Queremos statt Venceremos?
Die Historikerin Friederike Habermann setzt ihrem Buch an eine notwendige Debatte über das Verhältnis zwischen Kapitalismus, Rassismus und Patriarchat fort

von Peter Nowak

02/09

trend
onlinezeitung

Dass Frauen, die sich einen Doppelnamen zulegen, „eine endgültige Manifestation offenen Umgangs mit der unrückführbaren Schizophrenie“ seien, erfahren wir jetzt nicht nur vom Männerstammtisch in der Eckkneipe sondern auch in der linken Wochenzeitung Jungle World, die in ihrem Dschungel, der popkulturellen Beilage, in regelmäßigen Abständen antifeministische Satire und lange Texte mit Sexualphantasien pubertierender Jungmänner abdruckt.
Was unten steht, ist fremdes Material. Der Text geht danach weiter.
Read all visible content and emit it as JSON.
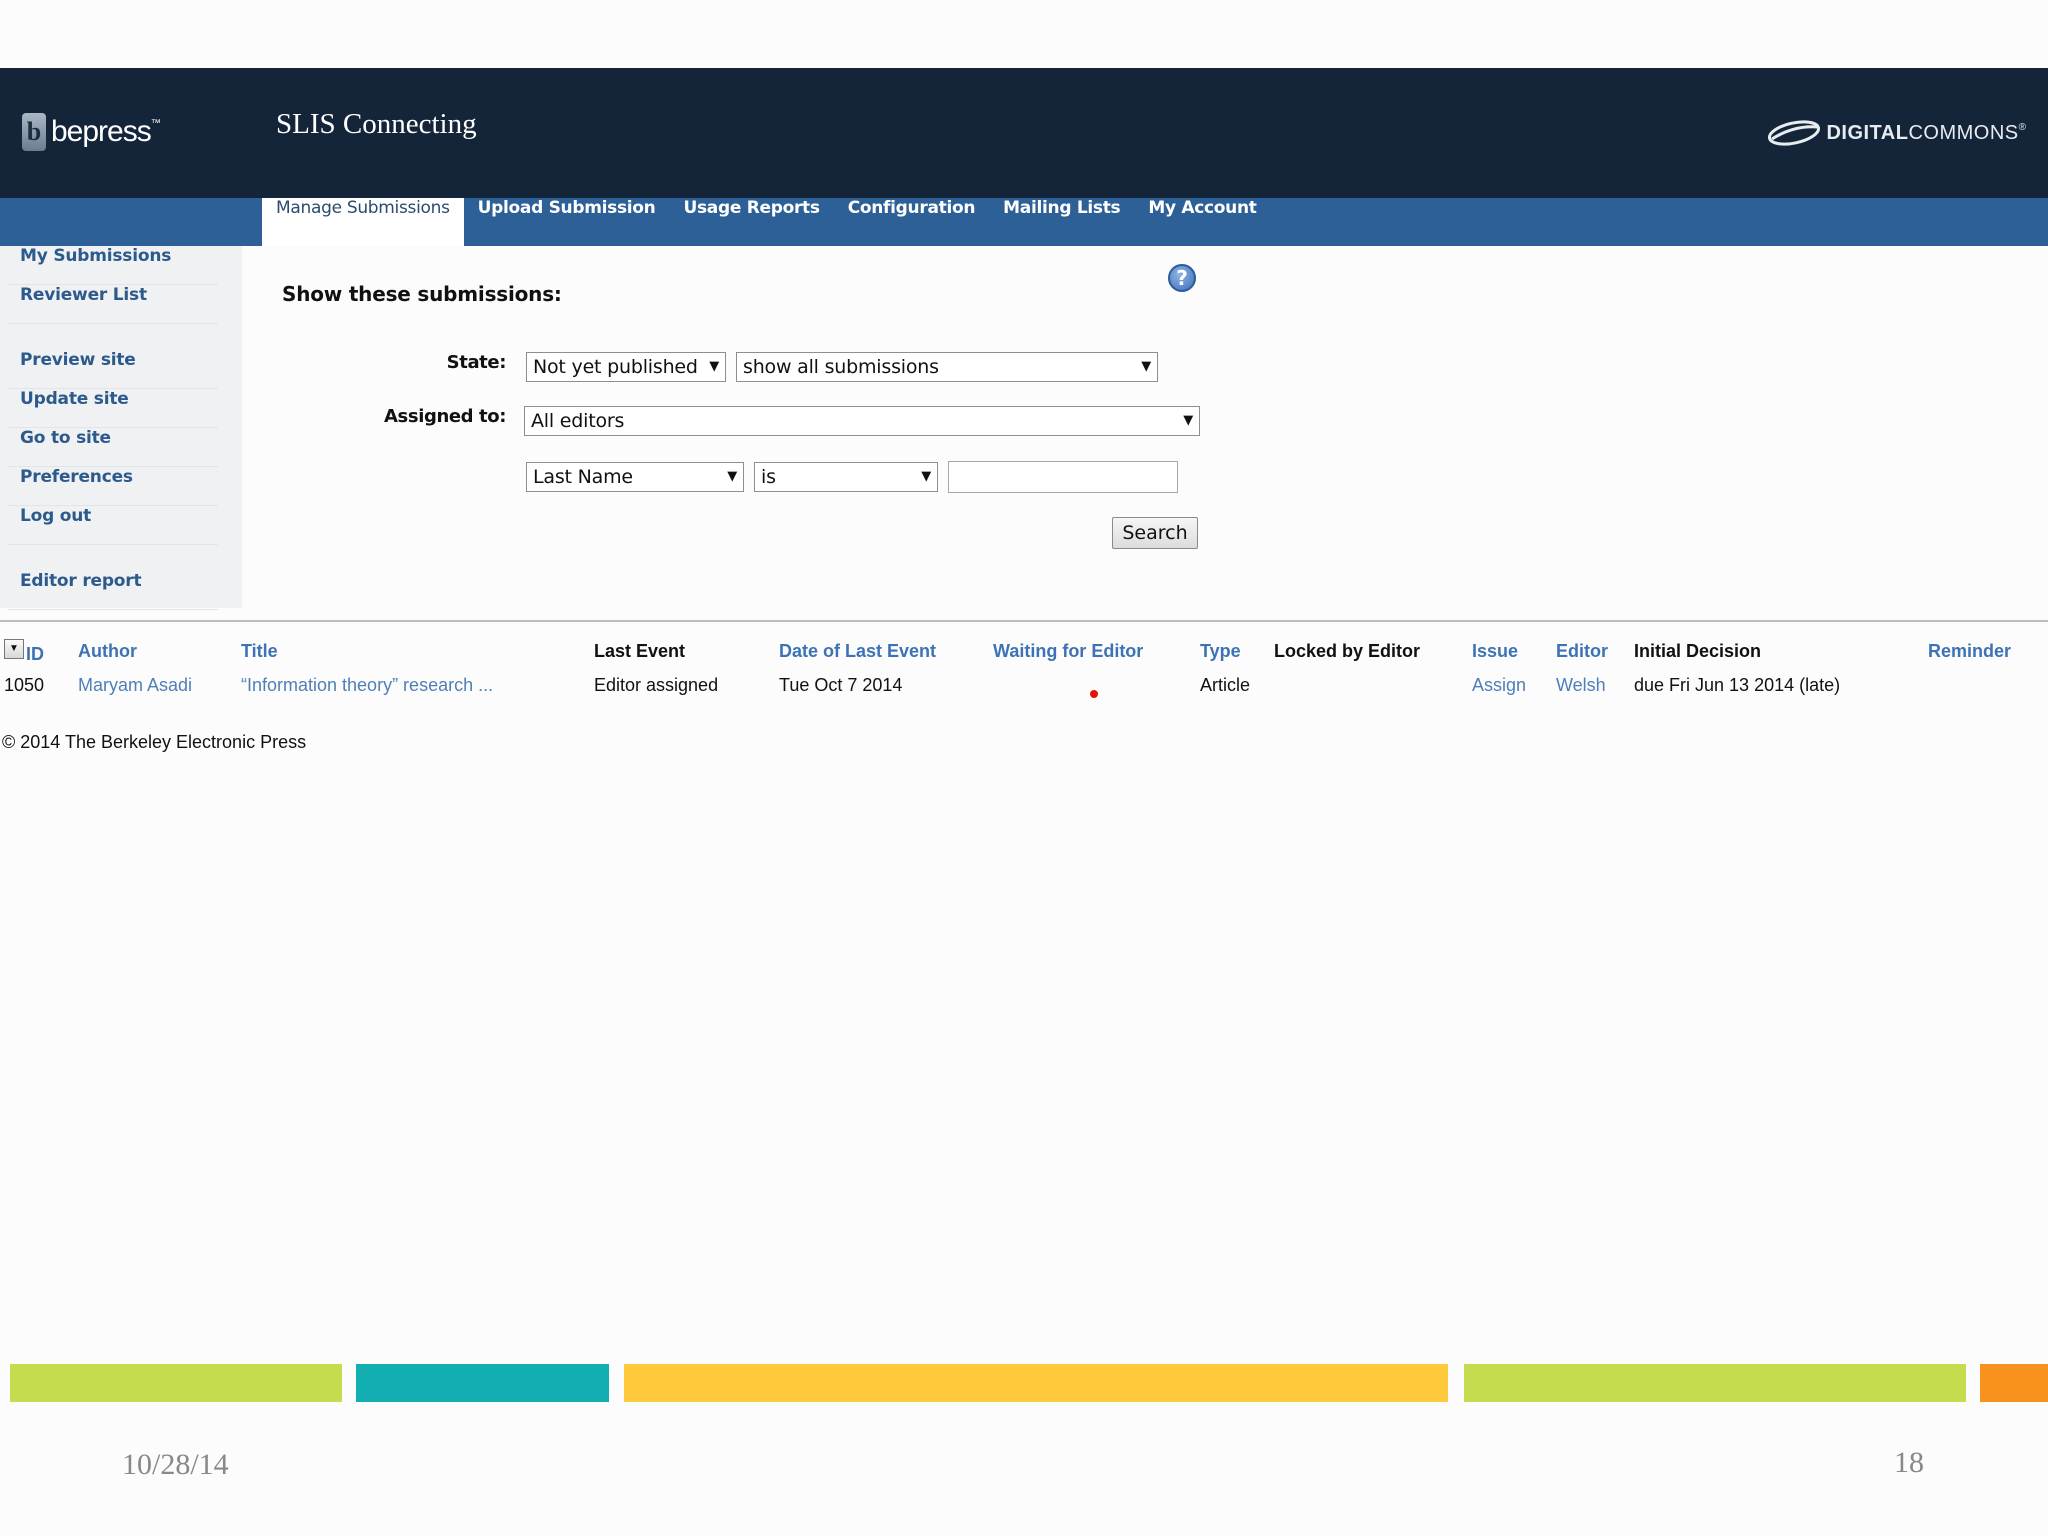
{
  "header": {
    "logo_text": "bepress",
    "logo_tm": "™",
    "site_title": "SLIS Connecting",
    "partner_logo_bold": "DIGITAL",
    "partner_logo_light": "COMMONS",
    "partner_logo_reg": "®",
    "background": "#14253a"
  },
  "nav": {
    "tabs": [
      {
        "label": "Manage Submissions",
        "active": true
      },
      {
        "label": "Upload Submission",
        "active": false
      },
      {
        "label": "Usage Reports",
        "active": false
      },
      {
        "label": "Configuration",
        "active": false
      },
      {
        "label": "Mailing Lists",
        "active": false
      },
      {
        "label": "My Account",
        "active": false
      }
    ],
    "background": "#2e6098"
  },
  "sidebar": {
    "group1": [
      "My Submissions",
      "Reviewer List"
    ],
    "group2": [
      "Preview site",
      "Update site",
      "Go to site",
      "Preferences",
      "Log out"
    ],
    "group3": [
      "Editor report"
    ]
  },
  "form": {
    "title": "Show these submissions:",
    "help_icon": "?",
    "state_label": "State:",
    "state_value": "Not yet published",
    "state_filter_value": "show all submissions",
    "assigned_label": "Assigned to:",
    "assigned_value": "All editors",
    "field_value": "Last Name",
    "operator_value": "is",
    "search_text": "",
    "search_button": "Search",
    "dropdown_arrow": "▼"
  },
  "table": {
    "sort_arrow": "▼",
    "headers": {
      "id": "ID",
      "author": "Author",
      "title": "Title",
      "last_event": "Last Event",
      "date_last_event": "Date of Last Event",
      "waiting": "Waiting for Editor",
      "type": "Type",
      "locked": "Locked by Editor",
      "issue": "Issue",
      "editor": "Editor",
      "initial_decision": "Initial Decision",
      "reminder": "Reminder"
    },
    "rows": [
      {
        "id": "1050",
        "author": "Maryam Asadi",
        "title": "“Information theory” research ...",
        "last_event": "Editor assigned",
        "date_last_event": "Tue Oct 7 2014",
        "type": "Article",
        "issue": "Assign",
        "editor": "Welsh",
        "initial_decision": "due Fri Jun 13 2014 (late)"
      }
    ],
    "waiting_indicator_color": "#e3120b"
  },
  "copyright": "© 2014 The Berkeley Electronic Press",
  "slide_footer": {
    "date": "10/28/14",
    "page_number": "18",
    "bar_colors": [
      "#c5dc4e",
      "#13aeb1",
      "#fec93b",
      "#c5dc4e",
      "#f7921e"
    ]
  }
}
Damit unterscheidet sich die Zeitung nicht vom linken Mainstream, vom dem man sich immer abgrenzen will. Feminismus ist Megaout und eine der Frauen in der Redaktion legt sich lieber einen Doppel-Vornamen zu, um nicht Gefahr zu laufen, als Feministin der alten Schule zu gelten. Deshalb ist es sehr zu begrüßen, dass die Historikerin Friederike Habermann mit ihrer im Nomos-Verlag erschienenen Dissertation an die Debatten um das Verhältnis zwischen Rassismus, Sexismus und Kapitalismus anknüpft.
Gehören in einer Zeit, in der eine Frau deutsche Bundeskanzlerin und ein Schwarzer US-Präsiden werden konnte, patriarchale und rassistische Unterdrückung nicht der Vergangenheit an? Habermann verneint diese Frage, betont aber, dass die Unterdrückungsformen verändert haben.

Homo Oeconomicus als Grundlage

Dabei grenzt sie sich von traditionskommunistischen Vorstellungen von Haupt- und Nebenwidersprüchen ebenso ab, wie von Erklärungsansätzen, bei denen die drei Unterdrückungsverhältnisse unvermittelt nebeneinander stehen. Habermann geht dagegen von einer Verwobenheit von Kapitalismus, Rassismus und Sexismus aus, die im Homo Oeconomicus die Grundlage hat. Damit rekurriert sie auf ein zentrales Kernelement des liberalen Gedankenguts, das den Menschen als eigennütziges und nutzenmaximierendes Wesen begreift. Habermann zeigt mit Verweis aus den Schriften von Adam Smith und Jeremy Bentham auf, wie dieses Rollenbild im 18 Jahrhundert geschaffen wurde. Der Homo Oeconomicus war weiß und männlich und Angehöriger de Bürgertums.
In ihren umfangreichen theoretischen Teil beschreibt Habermann den Ausschluss von Farbigen und Frauen aus diesem Rollenmodell. Diese Ausgrenzung verfestigte sich nach der Französischen Revolution. Vorher wurden Frauen und BewohnerInnen außereuropäischer Länder als unvollkommene Teile der von Gott geschaffenen Menschen gesehen. Nach 1789 aber wurden sie aus der Menschheit ausgegrenzt. Das hatte ganz handfeste Konsequenzen. Kaum war unter der Losung Freiheit. Gleichheit, Brüderlichkeit die Menschenrechte verkündet worden, wurde ein großer Teil der Menschen gleich wieder davon ausgeschlossen: die Frauen und die außereuropäische Bevölkerung. Habermann wendet sich allerdings gegen die Vorstellung, dass die Unterdrückungsverhältnisse unverändert fortbestehen.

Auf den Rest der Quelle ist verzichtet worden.